BRADY: Santorum's reputation as a culture warrior developed over time. Back in the 1970s, as a college Republican, he was more interested in the game of politics. Then in the early '80s, he was known as a capable legislative aide to a Pennsylvania state senator. In 1990, at 32 years old, Santorum successfully campaigned to unseat a veteran Democratic congressman. But even then, gay rights and abortion were not big issues in the campaign. Four years later, Santorum shocked the political establishment again by winning a U.S. Senate seat.
CHRIS BORICK: You know, one of Rick Santorum's secrets to success is simply a dogged work ethic.
BRADY: Muhlenberg College political scientist Chris Borick says when it comes to campaigning, Santorum is a master at the style of one-on-one politics required in places like Iowa and New Hampshire.
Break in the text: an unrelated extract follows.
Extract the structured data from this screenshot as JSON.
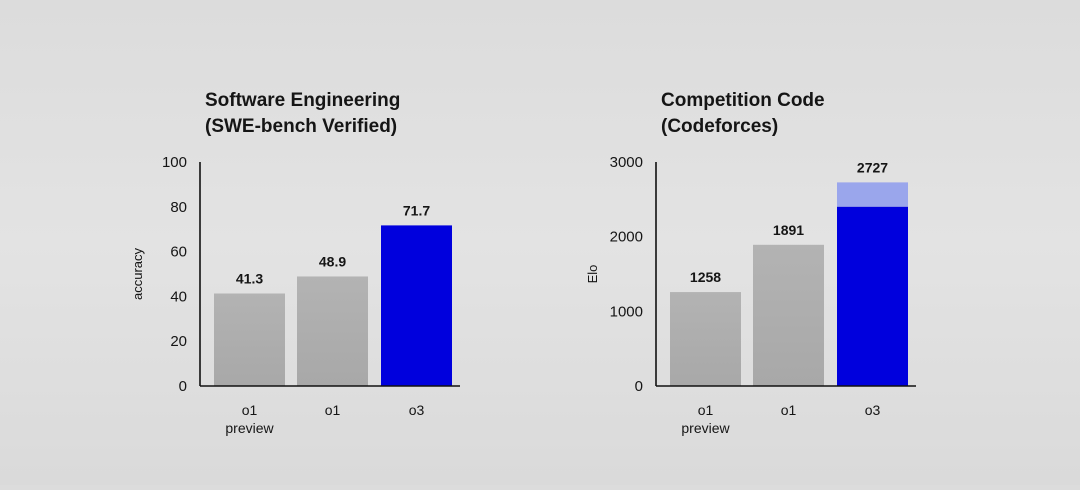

As a U.S. senator, Borick says Santorum rose to leadership over two terms, becoming the third-ranking Republican.
BORICK: As he emerged as a national figure, it was the cultural matters that came to define him and really create a world where you either loved or hated Rick Santorum.
BRADY: By 2006, a majority of Pennsylvania voters decided they'd had enough. In a bad year for Republicans, Santorum's defeat was still notable. He lost by more than 17 points. Borick says for most politicians, that would have been the end of their political career. But five years later, Santorum is back and still surprising people with his success. Jeff Brady, NPR News, Philadelphia.